W rewolucji IoT i AI, cyberbezpieczeństwo jest kluczowe, a na liście 500 największych firm z obszaru cyberbezpieczeństwa nie ma żadnej polskiej firmy. Równocześnie w polskiej kodyfikacji kont kosztowych samorządów nie istnieje kod wydatków na ochronę w cyberprzestrzeni. Dużo mówimy o powołaniu nowej formacji obrony terytorialnej, a jednocześnie nic nie wspominamy o zapewnieniu budżetu na specjalistów od bezpieczeństwa w sieci informatycznej. Autorzy rekomendują stworzenie celowego budżetu na wynagrodzenia dla najlepszych specjalistów z obszaru informatyki, cybernetyki i robotyki w wysokości co najmniej 500 000 PLN na jeden etat rocznie. Państwo powinno mieć zespół ok. 100 najlepszych specjalistów od technologii cyfrowych i cyberbezpieczeństwa, którym będzie płacić konkurencyjne w skali świata wynagrodzenia.
W coraz bardziej połączonym świecie, w którym technologie się przenikają, kluczowe jest bezpieczeństwo łańcucha biznesowego na każdym jego etapie. Nie wystarczy już, że organizacje skupiają się wyłącznie na ochronie swoich wewnętrznych modeli biznesowych, ofert i infrastruktury.
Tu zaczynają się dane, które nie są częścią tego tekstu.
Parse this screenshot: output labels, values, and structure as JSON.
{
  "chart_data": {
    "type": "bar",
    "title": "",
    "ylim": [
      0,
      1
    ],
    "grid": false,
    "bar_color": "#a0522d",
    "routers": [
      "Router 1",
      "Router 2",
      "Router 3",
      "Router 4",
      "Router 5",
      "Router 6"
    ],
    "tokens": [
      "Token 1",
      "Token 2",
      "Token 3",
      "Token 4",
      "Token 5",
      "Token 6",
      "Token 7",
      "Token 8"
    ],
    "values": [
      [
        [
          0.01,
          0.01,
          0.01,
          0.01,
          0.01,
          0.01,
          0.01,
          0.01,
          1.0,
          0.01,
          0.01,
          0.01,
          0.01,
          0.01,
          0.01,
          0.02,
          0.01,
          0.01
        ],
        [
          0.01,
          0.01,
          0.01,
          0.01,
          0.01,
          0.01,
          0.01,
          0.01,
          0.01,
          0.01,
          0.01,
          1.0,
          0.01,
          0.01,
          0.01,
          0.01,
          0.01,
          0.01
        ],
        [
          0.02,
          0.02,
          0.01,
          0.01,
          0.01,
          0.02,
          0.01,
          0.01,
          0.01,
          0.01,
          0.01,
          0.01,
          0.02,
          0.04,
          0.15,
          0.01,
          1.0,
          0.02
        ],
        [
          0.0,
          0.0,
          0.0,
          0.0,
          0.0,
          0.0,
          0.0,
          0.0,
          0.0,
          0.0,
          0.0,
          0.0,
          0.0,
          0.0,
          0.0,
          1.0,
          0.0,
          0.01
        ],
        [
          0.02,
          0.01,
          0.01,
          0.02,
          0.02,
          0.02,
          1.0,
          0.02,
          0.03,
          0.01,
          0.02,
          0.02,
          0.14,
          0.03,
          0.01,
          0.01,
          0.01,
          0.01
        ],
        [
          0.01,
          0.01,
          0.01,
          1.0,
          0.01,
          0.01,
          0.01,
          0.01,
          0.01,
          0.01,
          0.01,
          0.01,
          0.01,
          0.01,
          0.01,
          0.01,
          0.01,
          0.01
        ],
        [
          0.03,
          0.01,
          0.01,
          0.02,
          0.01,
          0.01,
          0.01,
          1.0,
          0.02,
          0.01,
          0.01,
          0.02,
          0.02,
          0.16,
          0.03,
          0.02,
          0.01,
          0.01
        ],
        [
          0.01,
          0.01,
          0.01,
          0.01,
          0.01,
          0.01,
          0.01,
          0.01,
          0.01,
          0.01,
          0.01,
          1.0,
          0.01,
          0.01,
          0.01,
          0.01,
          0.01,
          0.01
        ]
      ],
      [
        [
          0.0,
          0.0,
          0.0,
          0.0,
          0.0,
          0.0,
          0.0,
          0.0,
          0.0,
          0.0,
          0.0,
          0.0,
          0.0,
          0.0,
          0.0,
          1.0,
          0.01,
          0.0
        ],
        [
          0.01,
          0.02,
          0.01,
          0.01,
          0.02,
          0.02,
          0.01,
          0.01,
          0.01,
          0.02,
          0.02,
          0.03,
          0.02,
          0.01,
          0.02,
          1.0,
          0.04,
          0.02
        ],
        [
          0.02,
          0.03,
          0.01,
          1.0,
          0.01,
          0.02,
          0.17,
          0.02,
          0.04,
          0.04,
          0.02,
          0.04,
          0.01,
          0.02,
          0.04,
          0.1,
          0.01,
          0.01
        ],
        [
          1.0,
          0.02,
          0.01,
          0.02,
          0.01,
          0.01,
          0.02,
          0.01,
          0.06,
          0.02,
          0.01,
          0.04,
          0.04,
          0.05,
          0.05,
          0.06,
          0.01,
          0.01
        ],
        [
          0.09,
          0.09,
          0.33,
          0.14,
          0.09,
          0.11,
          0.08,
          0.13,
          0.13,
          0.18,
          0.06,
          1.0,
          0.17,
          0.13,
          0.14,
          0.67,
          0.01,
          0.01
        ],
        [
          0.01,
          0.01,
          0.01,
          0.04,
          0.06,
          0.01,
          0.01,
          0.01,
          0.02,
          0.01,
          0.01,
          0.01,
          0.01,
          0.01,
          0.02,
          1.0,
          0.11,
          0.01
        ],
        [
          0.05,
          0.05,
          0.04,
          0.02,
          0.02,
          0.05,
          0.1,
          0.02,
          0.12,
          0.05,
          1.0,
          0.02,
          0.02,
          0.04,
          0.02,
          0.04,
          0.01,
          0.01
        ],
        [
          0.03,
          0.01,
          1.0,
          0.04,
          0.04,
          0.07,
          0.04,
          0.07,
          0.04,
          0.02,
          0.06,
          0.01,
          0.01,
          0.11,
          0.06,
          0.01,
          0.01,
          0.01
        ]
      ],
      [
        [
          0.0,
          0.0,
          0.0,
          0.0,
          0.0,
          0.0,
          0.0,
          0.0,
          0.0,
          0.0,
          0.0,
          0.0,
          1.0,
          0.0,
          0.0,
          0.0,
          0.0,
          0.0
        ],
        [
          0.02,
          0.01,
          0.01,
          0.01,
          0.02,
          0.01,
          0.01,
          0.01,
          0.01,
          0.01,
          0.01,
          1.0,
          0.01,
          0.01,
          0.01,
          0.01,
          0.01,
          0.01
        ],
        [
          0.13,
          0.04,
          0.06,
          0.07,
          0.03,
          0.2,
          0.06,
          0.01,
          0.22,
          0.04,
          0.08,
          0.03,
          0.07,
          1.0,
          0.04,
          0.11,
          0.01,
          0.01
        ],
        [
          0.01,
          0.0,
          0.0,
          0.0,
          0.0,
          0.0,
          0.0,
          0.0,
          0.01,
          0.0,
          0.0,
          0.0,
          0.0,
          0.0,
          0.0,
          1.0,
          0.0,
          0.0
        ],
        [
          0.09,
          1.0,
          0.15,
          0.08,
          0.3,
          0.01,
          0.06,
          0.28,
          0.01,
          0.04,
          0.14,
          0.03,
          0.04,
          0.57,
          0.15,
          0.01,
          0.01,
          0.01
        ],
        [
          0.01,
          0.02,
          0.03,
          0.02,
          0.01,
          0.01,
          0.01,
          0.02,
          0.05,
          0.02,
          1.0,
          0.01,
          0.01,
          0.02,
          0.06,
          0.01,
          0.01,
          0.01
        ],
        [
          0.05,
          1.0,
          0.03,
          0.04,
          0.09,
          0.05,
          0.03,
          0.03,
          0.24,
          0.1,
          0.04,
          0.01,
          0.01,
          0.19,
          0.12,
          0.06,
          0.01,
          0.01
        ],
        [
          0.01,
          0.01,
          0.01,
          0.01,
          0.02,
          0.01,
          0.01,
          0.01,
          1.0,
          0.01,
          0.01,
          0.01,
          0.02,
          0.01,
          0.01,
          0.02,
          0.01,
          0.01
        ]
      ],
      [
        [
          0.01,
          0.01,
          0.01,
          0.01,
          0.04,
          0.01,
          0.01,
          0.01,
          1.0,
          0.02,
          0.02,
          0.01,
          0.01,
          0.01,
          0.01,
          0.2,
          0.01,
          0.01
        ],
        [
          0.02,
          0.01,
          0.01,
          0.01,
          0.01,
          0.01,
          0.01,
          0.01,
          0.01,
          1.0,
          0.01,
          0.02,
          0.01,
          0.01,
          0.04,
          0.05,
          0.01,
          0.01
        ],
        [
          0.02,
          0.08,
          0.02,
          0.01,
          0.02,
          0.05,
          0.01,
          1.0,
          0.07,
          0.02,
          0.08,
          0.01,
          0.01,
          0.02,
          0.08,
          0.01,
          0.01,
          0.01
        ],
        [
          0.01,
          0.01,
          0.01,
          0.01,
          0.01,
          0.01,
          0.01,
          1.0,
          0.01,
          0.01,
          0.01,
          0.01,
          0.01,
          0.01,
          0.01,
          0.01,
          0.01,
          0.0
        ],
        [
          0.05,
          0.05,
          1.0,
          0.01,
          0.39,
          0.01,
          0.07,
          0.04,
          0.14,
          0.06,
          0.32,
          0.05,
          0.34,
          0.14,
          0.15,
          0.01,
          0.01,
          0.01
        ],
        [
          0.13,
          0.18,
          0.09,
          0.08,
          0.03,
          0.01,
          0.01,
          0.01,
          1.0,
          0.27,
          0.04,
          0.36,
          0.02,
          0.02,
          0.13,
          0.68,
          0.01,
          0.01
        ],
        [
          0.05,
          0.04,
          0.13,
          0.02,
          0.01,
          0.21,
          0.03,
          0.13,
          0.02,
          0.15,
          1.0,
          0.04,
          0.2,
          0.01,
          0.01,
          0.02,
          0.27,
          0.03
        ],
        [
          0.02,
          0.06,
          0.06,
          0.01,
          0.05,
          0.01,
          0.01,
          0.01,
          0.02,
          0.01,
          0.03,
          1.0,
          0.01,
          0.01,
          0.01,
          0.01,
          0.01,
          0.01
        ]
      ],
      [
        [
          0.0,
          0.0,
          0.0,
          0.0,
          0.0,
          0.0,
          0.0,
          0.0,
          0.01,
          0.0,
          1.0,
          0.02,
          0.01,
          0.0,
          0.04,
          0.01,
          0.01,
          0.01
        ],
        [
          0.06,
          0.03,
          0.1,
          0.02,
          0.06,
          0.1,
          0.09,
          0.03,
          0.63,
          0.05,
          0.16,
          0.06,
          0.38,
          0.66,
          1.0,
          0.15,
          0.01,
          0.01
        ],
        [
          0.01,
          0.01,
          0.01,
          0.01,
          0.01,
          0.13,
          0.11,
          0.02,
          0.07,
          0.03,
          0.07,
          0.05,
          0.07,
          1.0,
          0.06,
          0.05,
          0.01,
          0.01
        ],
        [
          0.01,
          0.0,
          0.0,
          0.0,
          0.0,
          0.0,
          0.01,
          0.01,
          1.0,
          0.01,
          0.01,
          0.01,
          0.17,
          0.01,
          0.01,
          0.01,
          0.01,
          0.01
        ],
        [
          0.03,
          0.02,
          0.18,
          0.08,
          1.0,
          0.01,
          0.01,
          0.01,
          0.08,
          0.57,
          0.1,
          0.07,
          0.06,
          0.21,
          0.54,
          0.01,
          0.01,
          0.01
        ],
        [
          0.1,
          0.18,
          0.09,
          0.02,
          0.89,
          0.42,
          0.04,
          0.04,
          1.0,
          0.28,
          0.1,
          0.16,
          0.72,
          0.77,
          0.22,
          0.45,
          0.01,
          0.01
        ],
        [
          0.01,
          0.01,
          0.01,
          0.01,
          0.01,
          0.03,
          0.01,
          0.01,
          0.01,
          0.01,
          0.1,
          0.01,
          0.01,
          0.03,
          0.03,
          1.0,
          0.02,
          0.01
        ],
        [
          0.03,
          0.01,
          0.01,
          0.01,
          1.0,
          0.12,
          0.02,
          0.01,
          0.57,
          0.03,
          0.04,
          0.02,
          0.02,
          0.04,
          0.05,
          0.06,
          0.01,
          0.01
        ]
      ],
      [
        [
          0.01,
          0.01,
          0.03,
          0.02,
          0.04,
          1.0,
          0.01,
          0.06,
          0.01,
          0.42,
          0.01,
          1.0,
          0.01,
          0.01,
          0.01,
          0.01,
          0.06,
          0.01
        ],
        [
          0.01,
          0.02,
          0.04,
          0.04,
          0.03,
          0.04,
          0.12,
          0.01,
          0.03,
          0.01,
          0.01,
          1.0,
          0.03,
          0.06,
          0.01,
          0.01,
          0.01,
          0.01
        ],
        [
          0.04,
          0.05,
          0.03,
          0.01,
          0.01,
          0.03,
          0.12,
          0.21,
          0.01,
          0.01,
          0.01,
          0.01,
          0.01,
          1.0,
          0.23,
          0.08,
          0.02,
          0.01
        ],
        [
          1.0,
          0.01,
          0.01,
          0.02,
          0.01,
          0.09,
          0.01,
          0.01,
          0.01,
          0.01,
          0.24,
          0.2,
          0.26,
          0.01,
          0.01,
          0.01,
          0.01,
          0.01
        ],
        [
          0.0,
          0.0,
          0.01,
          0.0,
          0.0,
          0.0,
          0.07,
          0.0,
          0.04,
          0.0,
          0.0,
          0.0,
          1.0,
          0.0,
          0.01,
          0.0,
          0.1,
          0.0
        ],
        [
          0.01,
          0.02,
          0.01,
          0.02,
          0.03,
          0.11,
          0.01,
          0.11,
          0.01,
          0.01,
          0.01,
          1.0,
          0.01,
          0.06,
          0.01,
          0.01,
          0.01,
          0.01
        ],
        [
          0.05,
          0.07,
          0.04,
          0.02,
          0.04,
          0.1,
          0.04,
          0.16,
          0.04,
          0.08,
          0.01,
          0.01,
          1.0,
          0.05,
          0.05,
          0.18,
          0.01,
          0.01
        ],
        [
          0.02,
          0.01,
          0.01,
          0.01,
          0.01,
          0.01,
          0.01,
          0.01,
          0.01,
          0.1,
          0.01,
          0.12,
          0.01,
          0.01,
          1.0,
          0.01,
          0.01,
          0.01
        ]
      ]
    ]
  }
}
Dlatego przede wszystkim konieczne jest identyfikowanie wszystkich kluczowych graczy w 15 obszarach gospodarki i rozumienie ich wpływu na bezpieczeństwo całego łańcucha B-B-C. Opracowanie elastycznej architektury bezpieczeństwa, którą można udostępniać i wdrażać u wszystkich uczestników łańcucha biznesowego wymusza wyższy poziom współpracy niż dotychczas.
Łukasz Bromirski, przedstawiciel CISCO, partnera raportu i lidera w obszarze rozwiązań cyberbezpieczeństwa mówi: Zapewnienie cyberbezpieczeństwa całego łańcucha B-B-C jest warunkiem koniecznym, aby korzystać z technologii i rozwiązań Internetu Rzeczy i Sztucznej Inteligencji w sposób odpowiedzialny. Konieczny jest wręcz nowy paradygmat w myśleniu o cyberbezpieczeństwie, traktujący to zagadnienie w sposób holistyczny, jako spójną, wielowarstwową architektrurę technologiczną, wbudowaną w tkankę sieci – a nie jako dodatek w postaci jednego czy drugiego urządzenia punktowego. Sieć łączy ze sobą miliardy urządzeń IoT na całym świecie, dlatego zapewnienie widoczności ruchu w sieci pozwala wykrywać zagrożenia przez nią przepływające. Co ciekawe, z pomocą przychodzą tutaj mechanizmy uczenia maszynowego i sztuczna inteligencja, które analizują terabajty danych ruchu sieciowego w poszukiwaniu anomalii, charakterystycznych dla złośliwego kodu. Pamiętajmy, że jeśli nie uda się zapewnić odpowiedniego poziom bezpieczeństwa urządzeń IoT, ich wykorzystanie w gospodarce będzie mocno ograniczone. Nie będzie poparcia społecznego dla wdrażania systemów, których użytkowanie może wiązać się z zagrożeniem dla bezpieczeństwa, życia lub zdrowia.
Dr Jacek Madajczyk, wiceprezes Phoenix Systems, dostawcy rozwiązań IoT i AI dla energetyki zwraca uwagę, że: Rewolucja technologiczna, jaka w tej chwili dokonuje się w świecie mikrokontrolerów i bazujących na nich urządzeniach Internetu Rzeczy, może być jedynie porównywana z rewolucją związaną z pojawieniem się i upowszechnieniem komputerów PC w końcu ubiegłego wieku. Polskie firmy mają szansę odegrać wiodącą rolę w tej rewolucji, a system operacyjny Phoenix-RTOS może stać się standardem w świecie Internetu Rzeczy (IoT). Nowoczesna energetyka (Smart Grid) to pierwszy obszar zastosowań, w których Phoenix-RTOS potwierdza swoje przewagi technologiczne. Wierzymy, że wkrótce będzie także stosowany jako podstawa dla rojów dronów i innych urządzeń wykorzystujących sztuczną inteligencję (AI).